Westbrook is the perfect complement to Durant. Does he sometimes take ill-advised shots when he could dish it to an open cutting teammate? Yes, but so does every great scorer in the NBA.

Is his shooting percentage a little lower than you'd want (44-percent)? Yes, but he shot the same percentage as James Harden and only one-percent lower than Carmelo Anthony and those two don’t get nearly the same amount of  criticism from the media for shooting a low percentage.

At the end of the day, Westbrook’s ability to score the basketball is what keeps opposing teams from double or triple-teaming Durant on every possession. It is what keeps Durant fresh throughout the game.

It is what makes opposing defenses collapse in the paint, which opens up open three-point attempts for Kevin Martin and Thabo Sefolosha. It is what opens up easy dunks for Serge Ibaka and Kendrick Perkins.

It is what allows Scott Brooks to give KD some rest throughout the game, instead of playing him just about 45 minutes per game. It is what makes OKC's offense so deadly.

Kevin Durant is the Thunder’s best player and scorer, but Russ is the best second-scoring option in the NBA. He and Durant form the best one-two punch in the NBA as well. This series proved that Durant cannot single-handedly outscore a good team. KD’s production declined as the series went on because he didn't have any energy left. He was ran straight into the ground.

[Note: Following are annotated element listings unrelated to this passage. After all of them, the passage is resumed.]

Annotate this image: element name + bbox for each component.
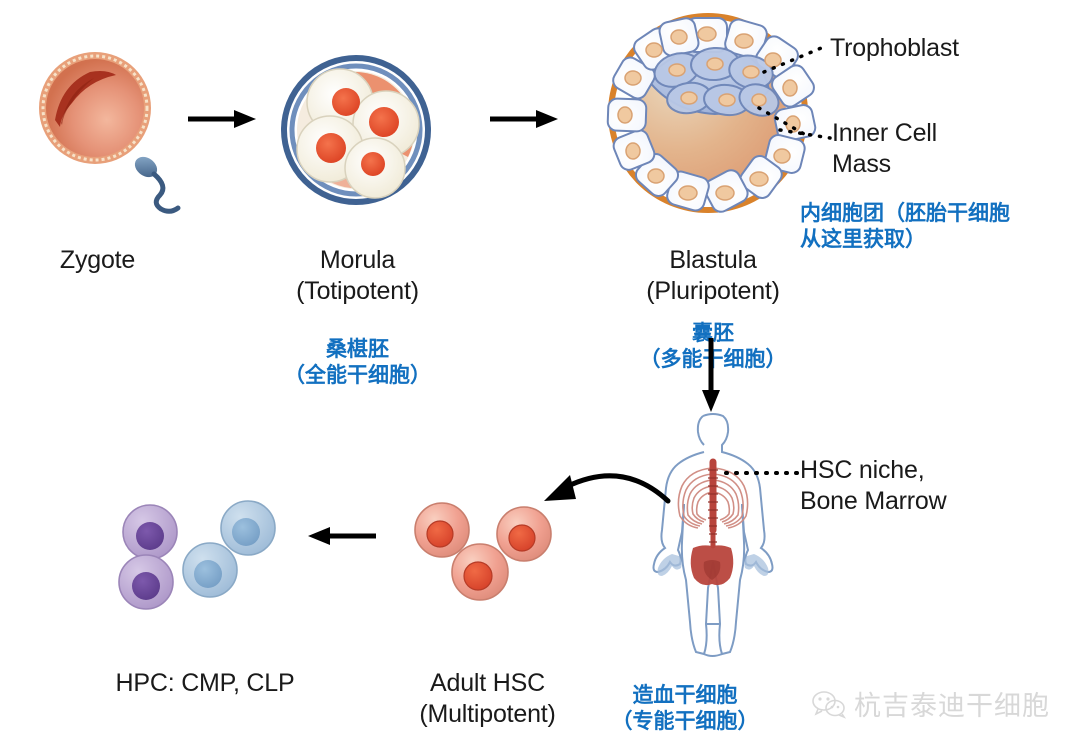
hpc-cells <box>118 498 288 610</box>
morula-illustration <box>278 52 438 212</box>
watermark-text: 杭吉泰迪干细胞 <box>854 684 1050 723</box>
stem-cell-diagram: Zygote <box>0 0 1080 751</box>
wechat-icon <box>812 690 846 718</box>
arrow-zygote-to-morula <box>186 108 258 130</box>
adult-hsc-cells <box>410 498 560 610</box>
inner-cell-mass-callout-label: Inner Cell Mass <box>832 118 1062 180</box>
zygote-illustration <box>28 45 198 220</box>
arrow-morula-to-blastula <box>488 108 560 130</box>
inner-cell-mass-callout-label-cn: 内细胞团（胚胎干细胞 从这里获取） <box>800 200 1076 252</box>
hsc-niche-callout-label: HSC niche, Bone Marrow <box>800 455 1070 517</box>
hsc-niche-leader-line <box>724 466 804 480</box>
adult-hsc-label: Adult HSC (Multipotent) <box>385 668 590 730</box>
morula-label-cn: 桑椹胚 （全能干细胞） <box>250 336 465 388</box>
trophoblast-callout-label: Trophoblast <box>830 33 1080 64</box>
blastula-label: Blastula (Pluripotent) <box>603 245 823 307</box>
arrow-blastula-to-body <box>699 338 723 414</box>
adult-hsc-label-cn: 造血干细胞 （专能干细胞） <box>590 682 780 734</box>
arrow-hsc-to-hpc <box>306 525 378 547</box>
watermark: 杭吉泰迪干细胞 <box>812 684 1050 723</box>
zygote-label: Zygote <box>0 245 195 276</box>
hpc-label: HPC: CMP, CLP <box>55 668 355 699</box>
morula-label: Morula (Totipotent) <box>250 245 465 307</box>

So after watching this series, you’re going to tell me that a pass-first point guard is the answer to this team? Absolutely not. Westbrook is the perfect complement to Durant on this current Thunder team. There’s a reason that OKC was 60-22 in the regular season when both Durant and Westbrook were healthy, and only 2-6 in the postseason when Westbrook is out.

So to all the Russell Westbrook haters out there, please shut up.